Many of today’s greatest disease challenges — including heart disease, diabetes, and Alzheimer’s and Parkinson’s diseases, to name just a few — develop over years, in complex organs. By the time a patient develops symptoms, the biological or environmental factors that triggered the disease may be long gone from the body. This means that we cannot only study how the disease affects patients. We need to understand how disease develops, in order to bring more effective treatments and cures to patients.
HSCI scientists have the increasing ability to create cells of any particular type, with or without gene editing. We can create the very cells affected by a certain disease, and watch how healthy and diseased cells grow, function, and die. This not only allows us to understand tissue development and disease mechanisms, but also enables us to test drugs and gene therapies that could be targeted therapeutic interventions.
Studying human disease in a dish
HSCI scientists use stem cells to study disease at multiple levels:
Some diseases or conditions primarily affect a particular cell type: the pancreatic beta cell in diabetes, the motor neuron in ALS, or the nociceptor neuron in pain conditions. In these cases, we can grow these specific cells in a dish and observe how they function compared to their healthy counterparts.
Multiple cell types
Two or more cell types can be involved in a disease, such as the neuromuscular junction in spinal muscular atrophy. We can grow both types of cells together to observe how they interact, how the cells signal to each other, and how the disease transmits.

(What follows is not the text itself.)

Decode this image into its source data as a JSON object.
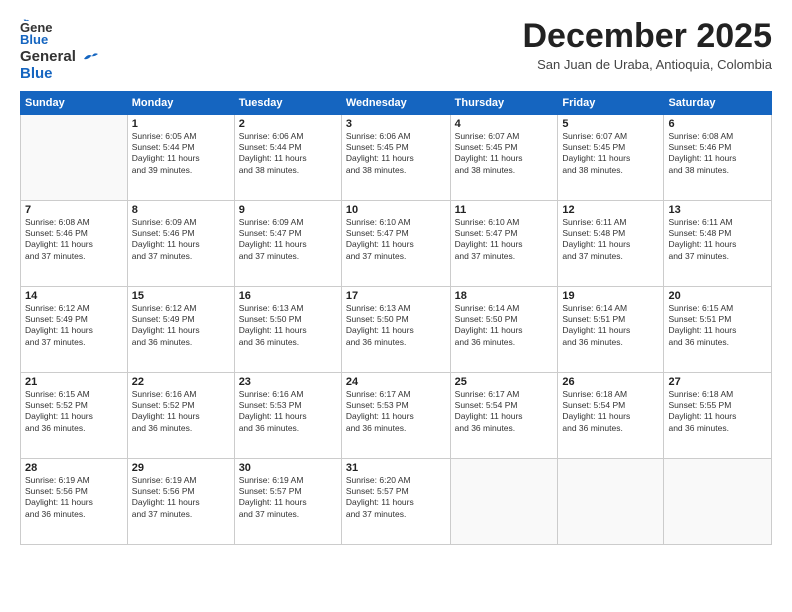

By growing organoids — tiny, self-organized, three-dimensional tissue cultures that are derived from stem cells — we can study development and disease at a systems level. This is particularly useful in organs with complex structures, such as the kidney, or in organs that we cannot otherwise observe, such as the brain. To date, researchers have made organoids that resemble the brain, kidney, lung, intestine, stomach, and liver to study diseases ranging from cancer to neuropsychiatric conditions.
When diseases affect organs with mechanical properties, such as the heart or lung, we combine cell biology with bioengineering tools and technology in order to study them. For example, by growing heart muscle cells and putting them on a thin biomaterial film that can be electrically stimulated, we can study how the hearts of patients with Barth Syndrome function.
Leveraging gene editing
Researchers continue to make advances in gene editing tools and cellular programming. We leverage these techniques for a wide range of applications: to understand whether a disease with multiple genetic variants is really a single disease or multiple diseases, to edit “in” or “out” different gene corrections to find causal connections and therapeutic options, and to test if a drug could work for all patients or only those with a certain genetic background.